Next, we investigate the statistical difference of the AR coefficients a _t(k,l) among MFR, AFR and GFR. Figure 1 shows the element values (except for $\bar {\mathbf {a}}_{t}(0,0)$) of the average matrices $\bar {\mathbf {a}}_{t}$ of MFR, AFR and GFR. Each $\bar {\mathbf {a}}_{t}$ was averaged over the matrices a _t of 6000 images, and in Fig. 1 was rearranged into a vector by scanning it in zigzag order. Note that considering the trade-off between feature dimension and discriminability, this paper uses the A R(p,q) model with p = q = 6 to calculate the AR coefficents a _t(k,l). It is shown in Fig. 1 that the average AR coefficients $\bar {\mathbf {a}}_{t}(k,l)$ among MFR, AFR and GFR are obviously different, whether for the original non-filtered images or for the median filtered images. Moreover, by comparing the plots in Fig. 1a with those in Fig. 1b and c, we can see that not only for MFR but also for AFR and GFR, the average AR coefficients of the non-filtered images take quite different values from those of the median filtered images. The above findings indicate that the AR coefficients have different statistical characteristics among the three different kinds of filtered residuals, and the AR coefficients of any kind of the filtered residuals have the ability to distinguish the median filtered from the non-filtered images. Hence, it is reasonable to combine the three sets of the AR coefficients extracted from MFR, AFR and GFR as distinguishing features.
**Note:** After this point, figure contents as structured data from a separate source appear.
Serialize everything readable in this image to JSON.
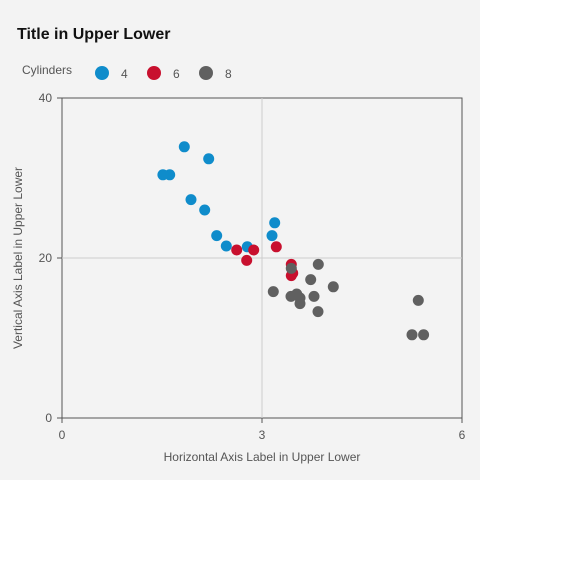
{
  "chart_data": {
    "type": "scatter",
    "title": "Title in Upper Lower",
    "xlabel": "Horizontal Axis Label in Upper Lower",
    "ylabel": "Vertical Axis Label in Upper Lower",
    "xlim": [
      0,
      6
    ],
    "ylim": [
      0,
      40
    ],
    "x_ticks": [
      "0",
      "3",
      "6"
    ],
    "y_ticks": [
      "0",
      "20",
      "40"
    ],
    "grid": "center lines",
    "legend": {
      "title": "Cylinders",
      "placement": "top-left",
      "entries": [
        "4",
        "6",
        "8"
      ]
    },
    "series": [
      {
        "name": "4",
        "color": "#0f8ccb",
        "points": [
          [
            2.32,
            22.8
          ],
          [
            3.19,
            24.4
          ],
          [
            3.15,
            22.8
          ],
          [
            2.2,
            32.4
          ],
          [
            1.615,
            30.4
          ],
          [
            1.835,
            33.9
          ],
          [
            2.465,
            21.5
          ],
          [
            1.935,
            27.3
          ],
          [
            2.14,
            26.0
          ],
          [
            1.513,
            30.4
          ],
          [
            2.78,
            21.4
          ]
        ]
      },
      {
        "name": "6",
        "color": "#c8102e",
        "points": [
          [
            2.62,
            21.0
          ],
          [
            2.875,
            21.0
          ],
          [
            3.215,
            21.4
          ],
          [
            3.46,
            18.1
          ],
          [
            3.44,
            19.2
          ],
          [
            3.44,
            17.8
          ],
          [
            2.77,
            19.7
          ]
        ]
      },
      {
        "name": "8",
        "color": "#606060",
        "points": [
          [
            3.44,
            18.7
          ],
          [
            3.57,
            14.3
          ],
          [
            4.07,
            16.4
          ],
          [
            3.73,
            17.3
          ],
          [
            3.78,
            15.2
          ],
          [
            5.25,
            10.4
          ],
          [
            5.424,
            10.4
          ],
          [
            5.345,
            14.7
          ],
          [
            3.52,
            15.5
          ],
          [
            3.435,
            15.2
          ],
          [
            3.84,
            13.3
          ],
          [
            3.845,
            19.2
          ],
          [
            3.17,
            15.8
          ],
          [
            3.57,
            15.0
          ]
        ]
      }
    ]
  }
}
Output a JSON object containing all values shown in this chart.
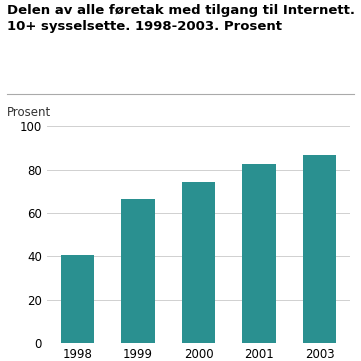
{
  "title_line1": "Delen av alle føretak med tilgang til Internett.",
  "title_line2": "10+ sysselsette. 1998-2003. Prosent",
  "ylabel": "Prosent",
  "categories": [
    "1998",
    "1999",
    "2000",
    "2001",
    "2003"
  ],
  "values": [
    40.5,
    66.5,
    74.5,
    82.5,
    87.0
  ],
  "bar_color": "#2a9090",
  "ylim": [
    0,
    100
  ],
  "yticks": [
    0,
    20,
    40,
    60,
    80,
    100
  ],
  "background_color": "#ffffff",
  "title_fontsize": 9.5,
  "ylabel_fontsize": 8.5,
  "tick_fontsize": 8.5,
  "bar_width": 0.55,
  "grid_color": "#d0d0d0",
  "separator_color": "#aaaaaa"
}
Figure 1 also shows that the AR coefficient values of both the median filtered and non-filtered images almost vanish when their indices are larger than about 30. This means the AR coefficients a _t(k,l) have almost no distinguishability when k + l > 6. Therefore, only the AR coefficients a _t(k,l) with k + l ≤ 6 and k + l ≠ 0 (i.e., except for a _t(0,0)) are chosen as features.

The 2D-AR coefficients of the MFR a _m(k,l), for k + l ≤ 6 and k + l ≠ 0, can be divided into three parts: the horizontal coefficients, the vertical coefficients and the rest coefficients (the fifteen coefficients labeled in blue-filled circles as shown in Fig. 2). The horizontal and vertical 2D-AR coefficients of the MFR are closely correlated to the 1D-AR coefficients of the MFR [22], whereas the rest 2D-AR coefficients of the MFR are the additional coefficients that 1D-AR cannot model. In order to validate the effectiveness of these additional 2D-AR coefficients, we visualize them by projecting them onto a 2D plane with linear discriminant analysis (LDA), as shown in Fig. 3. It is seen that the additional 2D-AR coefficients of the original non-filtered images, the 3 × 3 median filtered images, and the 5 × 5 median filtered images are clearly distinguishable from each other, indicating that the 2D-AR model is more suitable to describe the statistical properties of the filtered residuals than the 1D-AR model of [19].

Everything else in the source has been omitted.